Switch compute_univariate_avm from static per-thread assignment to dynamic chunk distribution via the atomic thread pool. Each work item processes all relations for rows_per_chunk=16 consecutive rows, and threads atomically pick up the next chunk as they finish. On a large AVM proof (173706 edges, 32 threads), this improves the best-of-5 sumcheck time from 2440ms to 2010ms (-17.6%).

Replace the static atomic counter + thread_local slot assignment with a work-stealing loop: parallel_for now dispatches get_num_cpus() outer tasks, each owning a fixed accumulator slot and pulling chunks from a local atomic counter. This removes the program-scoped state that carried across SumcheckProverRound instances. No functional change. Small median improvement (~1-2%) observed on /tmp/bb-RxZhBt (10 runs, 32 threads).

ledwards2225 · 2026-04-20T20:27:23Z

Nice!

Question: Would bumping chunk size from 2 to 16 with the old static approach have given about the same improvement? I was surprised to see that the previous (contiguous) chunk was only size 2, which seems rough for cache. I assume 2 was chosen to balance thread work across the inhomogeneous trace but I would have guessed a much larger chunk (e.g. 16-64) would still be sufficient for that purpose. Number of expected cache misses is a function of this contiguous chunk size and is independent of thread count - could that explain why the benefit is roughly flat across different thread counts?

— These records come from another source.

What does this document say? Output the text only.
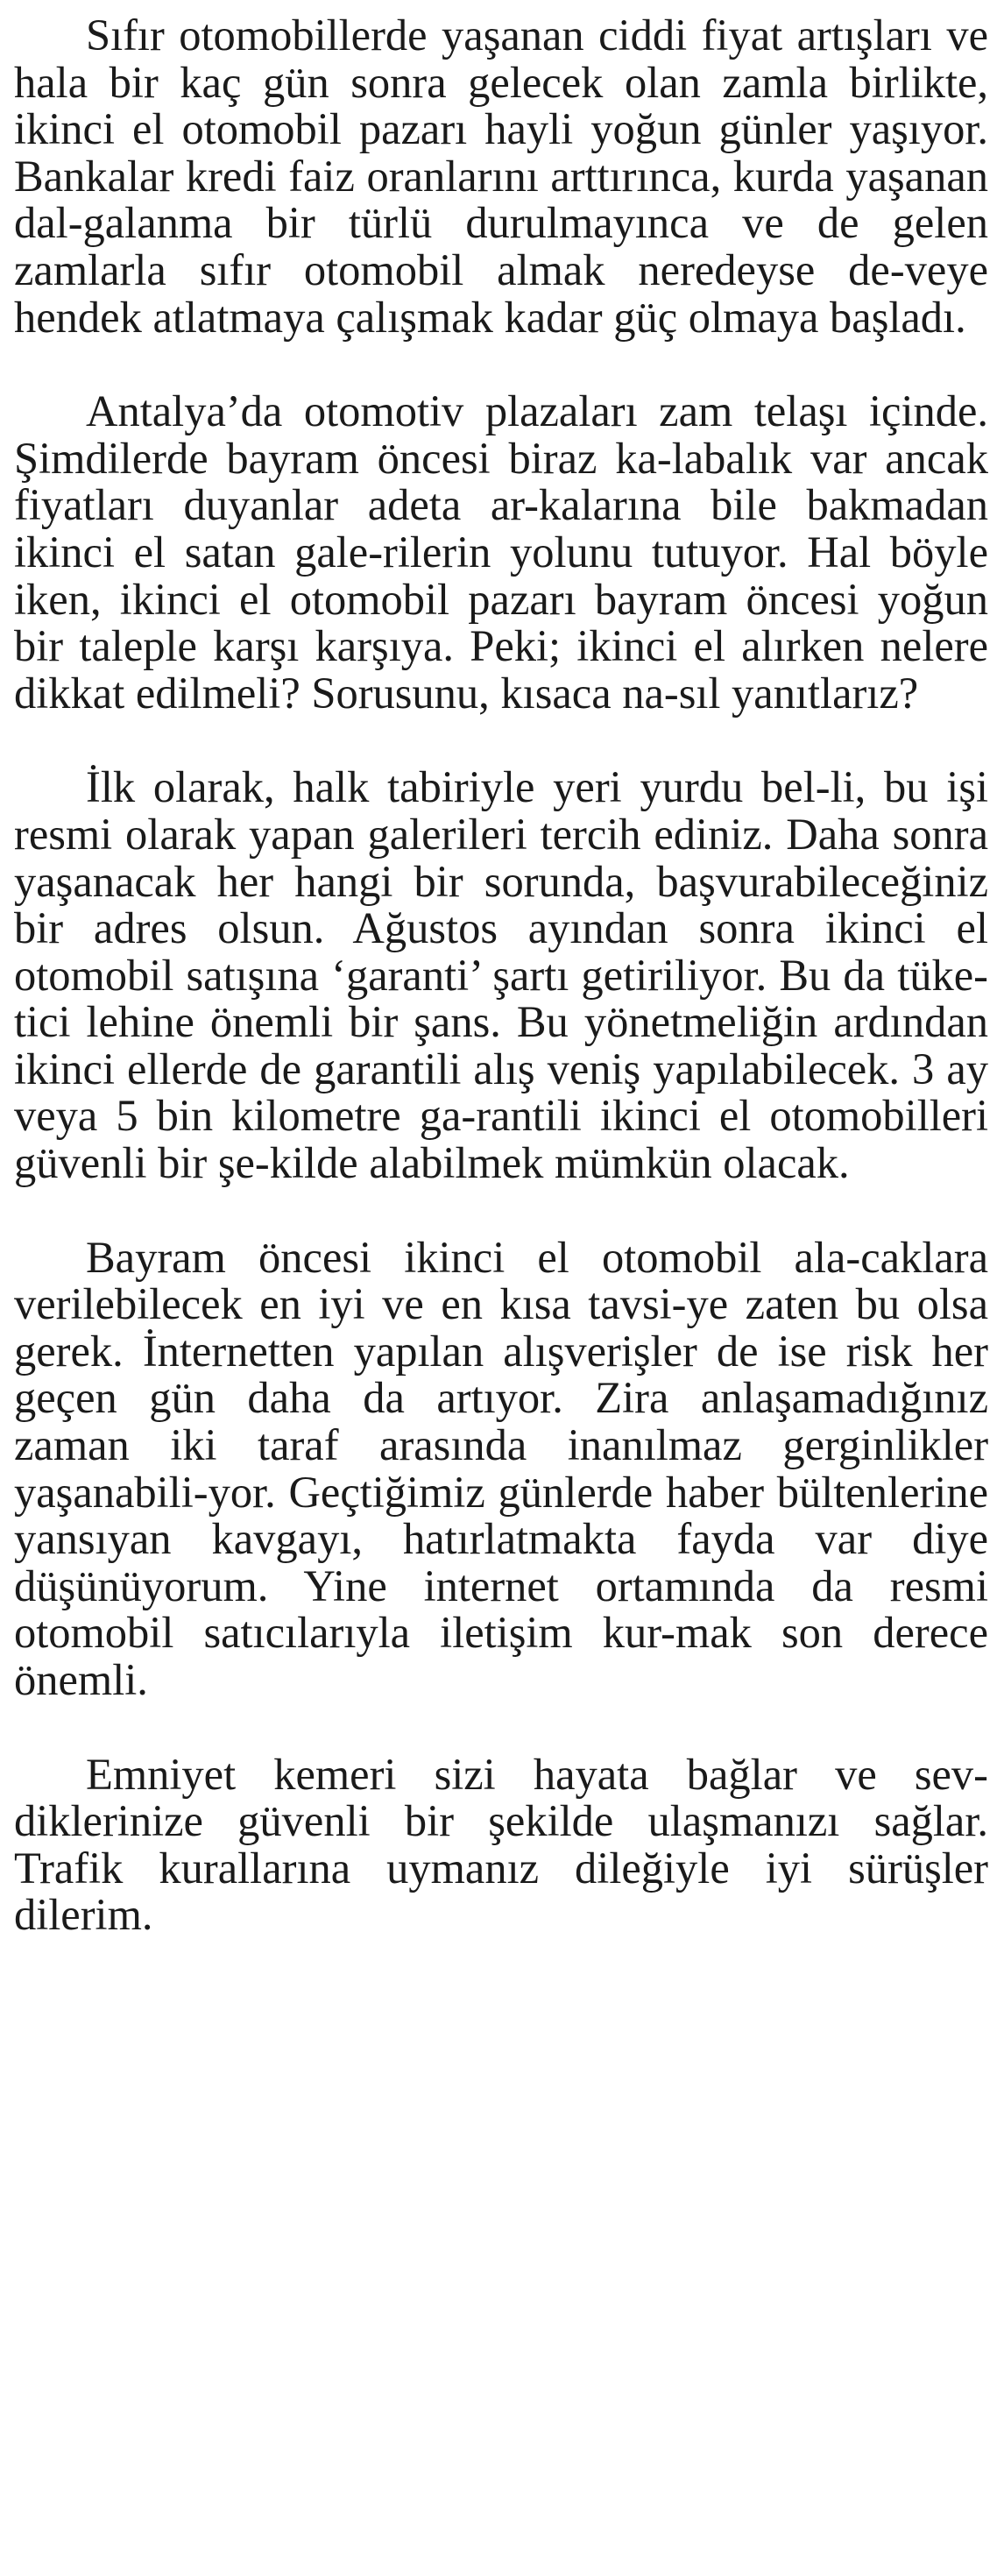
Sıfır otomobillerde yaşanan ciddi fiyat artışları ve hala bir kaç gün sonra gelecek olan zamla birlikte, ikinci el otomobil pazarı hayli yoğun günler yaşıyor. Bankalar kredi faiz oranlarını arttırınca, kurda yaşanan dal-galanma bir türlü durulmayınca ve de gelen zamlarla sıfır otomobil almak neredeyse de-veye hendek atlatmaya çalışmak kadar güç olmaya başladı.

Antalya’da otomotiv plazaları zam telaşı içinde. Şimdilerde bayram öncesi biraz ka-labalık var ancak fiyatları duyanlar adeta ar-kalarına bile bakmadan ikinci el satan gale-rilerin yolunu tutuyor. Hal böyle iken, ikinci el otomobil pazarı bayram öncesi yoğun bir taleple karşı karşıya. Peki; ikinci el alırken nelere dikkat edilmeli? Sorusunu, kısaca na-sıl yanıtlarız?

İlk olarak, halk tabiriyle yeri yurdu bel-li, bu işi resmi olarak yapan galerileri tercih ediniz. Daha sonra yaşanacak her hangi bir sorunda, başvurabileceğiniz bir adres olsun. Ağustos ayından sonra ikinci el otomobil satışına ‘garanti’ şartı getiriliyor. Bu da tüke-tici lehine önemli bir şans. Bu yönetmeliğin ardından ikinci ellerde de garantili alış veniş yapılabilecek. 3 ay veya 5 bin kilometre ga-rantili ikinci el otomobilleri güvenli bir şe-kilde alabilmek mümkün olacak.

Bayram öncesi ikinci el otomobil ala-caklara verilebilecek en iyi ve en kısa tavsi-ye zaten bu olsa gerek. İnternetten yapılan alışverişler de ise risk her geçen gün daha da artıyor. Zira anlaşamadığınız zaman iki taraf arasında inanılmaz gerginlikler yaşanabili-yor. Geçtiğimiz günlerde haber bültenlerine yansıyan kavgayı, hatırlatmakta fayda var diye düşünüyorum. Yine internet ortamında da resmi otomobil satıcılarıyla iletişim kur-mak son derece önemli.

Emniyet kemeri sizi hayata bağlar ve sev-diklerinize güvenli bir şekilde ulaşmanızı sağlar. Trafik kurallarına uymanız dileğiyle iyi sürüşler dilerim.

In any case I like this change - simple and robust.

fcarreiro

Interesting that this is faster than the baseline approach since it's so similar :) notable that letting threads "pick up" chunks makes so much of a difference in the long term. cool!

PS: I hate while(true)s but that's life!

fcarreiro · 2026-04-20T20:57:22Z

Nice!

Question: Would bumping chunk size from 2 to 16 with the old static approach have given about the same improvement? I was surprised to see that the previous (contiguous) chunk was only size 2, which seems rough for cache. I assume 2 was chosen to balance thread work across the inhomogeneous trace but I would have guessed a much larger chunk (e.g. 16-64) would still be sufficient for that purpose. Number of expected cache misses is a function of this contiguous chunk size and is independent of thread count - could that explain why the benefit is roughly flat across different thread counts?

In any case I like this change - simple and robust.

I would hope that that wouldn't be enough. Cache will not help here I think, especially for the AVM. As Jean mentioned, cache goes column-wise, and sumcheck reads row-wise. I would never expect reading one row would keep sth in cache of the next row.

I think the gain comes from not prescribing chunks for each thread and allocating them dynamically.

ledwards2225 · 2026-04-20T22:08:57Z

I think the gain comes from not prescribing chunks for each thread and allocating them dynamically.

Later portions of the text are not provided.